|6.1 Peleah wriga why moaz?|
|6.2 Come > Came|
|6.3 rig: did|
|6.4 Past Events|
|6.5 Personal Pronouns (I, he, she, we, you, they)|
wriga is also spelt riga
eath or geath: went da or dha: to
Peleah riga why moaz? > Me eath da Resruth.
Where did you go? > I went to Redruth
Peleah wriga why moaz de? Where did you go yesterday?
Me eath dha'n gwary treeth Camburn ha Resruth. I went to the game between Camborne and Redruth
Peleah rig e/hy moaz?: Where did he/she go?
Peleah rig hy moaz? > hy eath dha'n gwary
Where did she go? > She went to the game
Pana prez wriga why moaz?: When did you go?
Pana prez wriga why moaz dha'n drea? ....... to the town?
Me eath enna en metten: I went there in the morning
Pana prez rig e moaz da moar?: When did he go to sea?
Ev eath da moar dro dha hanter ouja pemp en metten: He went to sea at about half past five in the morning.
Pana prez rig hy moaz da Loundres?: What time did she go to London?
Hy eath degenzete: She went yesterday.
Just as we say moaz: to go and eath: went, so we say doaz: to come and dheath: came
Pana prez rig hy doaz obma?: When did she come here?

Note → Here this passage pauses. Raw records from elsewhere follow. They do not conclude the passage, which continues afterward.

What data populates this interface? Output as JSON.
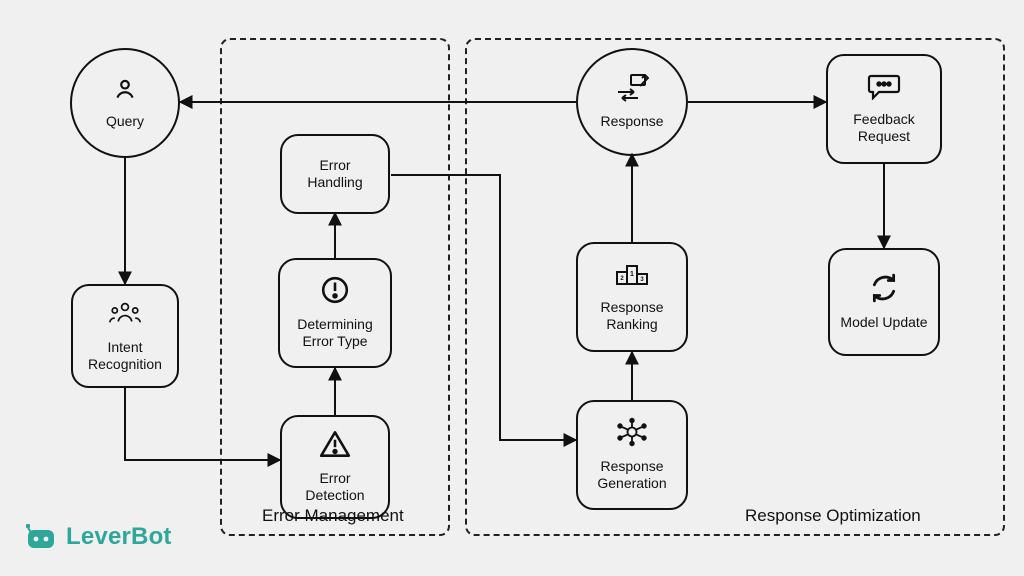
{
  "groups": {
    "error_mgmt": {
      "label": "Error Management"
    },
    "resp_opt": {
      "label": "Response Optimization"
    }
  },
  "nodes": {
    "query": {
      "label": "Query"
    },
    "intent": {
      "label": "Intent Recognition"
    },
    "err_detect": {
      "label": "Error Detection"
    },
    "err_type": {
      "label": "Determining Error Type"
    },
    "err_handle": {
      "label": "Error Handling"
    },
    "resp_gen": {
      "label": "Response Generation"
    },
    "resp_rank": {
      "label": "Response Ranking"
    },
    "response": {
      "label": "Response"
    },
    "feedback": {
      "label": "Feedback Request"
    },
    "model_update": {
      "label": "Model Update"
    }
  },
  "logo": "LeverBot"
}
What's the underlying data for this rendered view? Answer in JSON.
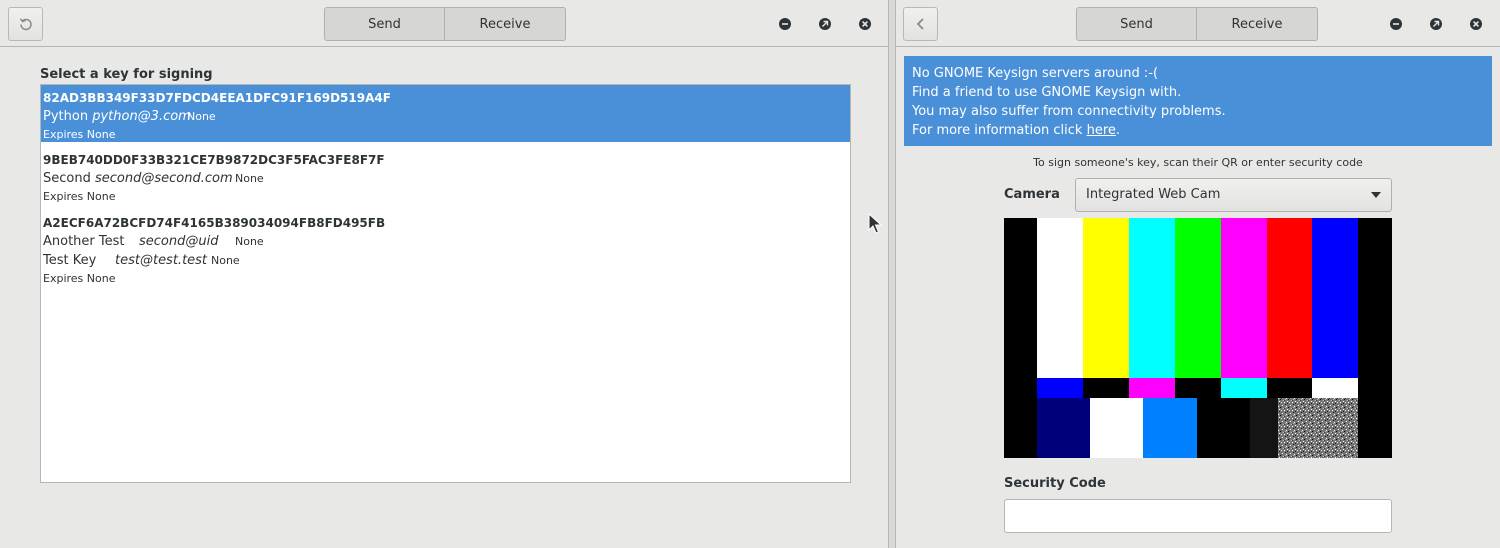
{
  "left": {
    "header": {
      "send_label": "Send",
      "receive_label": "Receive"
    },
    "heading": "Select a key for signing",
    "keys": [
      {
        "fingerprint": "82AD3BB349F33D7FDCD4EEA1DFC91F169D519A4F",
        "uids": [
          {
            "name": "Python",
            "email": "python@3.com",
            "comment": "None"
          }
        ],
        "expires": "Expires None",
        "selected": true
      },
      {
        "fingerprint": "9BEB740DD0F33B321CE7B9872DC3F5FAC3FE8F7F",
        "uids": [
          {
            "name": "Second",
            "email": "second@second.com",
            "comment": "None"
          }
        ],
        "expires": "Expires None"
      },
      {
        "fingerprint": "A2ECF6A72BCFD74F4165B389034094FB8FD495FB",
        "uids": [
          {
            "name": "Another Test",
            "email": "second@uid",
            "comment": "None"
          },
          {
            "name": "Test Key",
            "email": "test@test.test",
            "comment": "None"
          }
        ],
        "expires": "Expires None"
      }
    ]
  },
  "right": {
    "header": {
      "send_label": "Send",
      "receive_label": "Receive"
    },
    "banner": {
      "line1": "No GNOME Keysign servers around :-(",
      "line2": "Find a friend to use GNOME Keysign with.",
      "line3": "You may also suffer from connectivity problems.",
      "line4_prefix": "For more information click ",
      "line4_link": "here",
      "line4_suffix": "."
    },
    "instruction": "To sign someone's key, scan their QR or enter security code",
    "camera_label": "Camera",
    "camera_value": "Integrated Web Cam",
    "security_code_label": "Security Code",
    "security_code_value": ""
  },
  "colors": {
    "accent": "#4a90d9",
    "window_bg": "#e8e8e7"
  },
  "icons": [
    "refresh-icon",
    "back-icon",
    "minimize-icon",
    "maximize-icon",
    "close-icon",
    "dropdown-arrow-icon",
    "mouse-cursor-icon"
  ]
}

Hy dheath obma de Gwenar: She came on Friday.
Fatel wriga why doaz obma?: How did you come here?
Me dheath war an train/ keibal/ ayrplayn
train: train; keibal: ferry; ayrplayn: aeroplane
Fatel rig hy/e doaz obma?: How did she/he/it come here?
hy/e dheath en car/fardel
car: car; fardel: parcel
In the above examples you will see wriga why: did you/you did and rig hy/e: did she/he / she/he did. These are part of the verb: gweel: to do or make:
wriga ve or wrigam: I did / did I rig hy: she did / did she rig e: he did / did he wriga ny: we did / did we wriga why: you did / did you rig angy: they did / did they
You can use the forms above in questions:
wriga why gwellas an telly nehuer?: Did you see the telly last night?
rig angy doaz avare?: Did they come early?
rig an gath eva an leath?: Did thecat drink the milk?
rig e perna keaz?: Did he buy any cheese?
wriga ve danen foto dha why?: Did I send you a photo?
You can use them after na to say did not:
Na wriga why debry goz bara: You havn't eaten your bread
Na rig an car dallath: The car didn't start
Na rig angy moaz hedhow: They didn't go today
Na rig hy redia an papar-nawodhow: She didn't read the news paper
Na rig e kerras dha'n cooz: He didn't walk to the wood
Na rig hy gwellas an ladern, soweth: She didn't see the theives, unfortunately
Na wriga ve squatchia an hanath: I didn't break the mug.
All of the negative statements above can be turned into questions by changing the intonation of your voice:
Na wriga why gwellas an zart en for?: Didn't you see the hedgehog in the road?
Na wriga why owna an veisder?: Havn't you mended the window?
Na rig an jyn dallath?: Didn't the engine start?
Na wriga why gones an tettes whath?: Haven't you planted the potatoes yet?
Na rig goz daama fonia dhewh?: Didn't your mother phone you?
Na rig angy perna leath?: Didn't they buy any milk?
Na wriga ve ry an muna dha why?: Didn't I give the money to you?
Na wriga why perna tay?!: Didnít you buy any tea?!
Na! Na wriga ve perna traveeth: No I didnít buy anything
We know how to say did (rig), went (eath) and came (dheath).Here are a few more:
ev a wraz tezan hedhow: He made a cake today
hy a roze an muna dhem: She gave the money to me
angy a dhroze booz: they brought some food
[The final e of wraze, roze and dhroze is silent and serves to show that the vowel is long.]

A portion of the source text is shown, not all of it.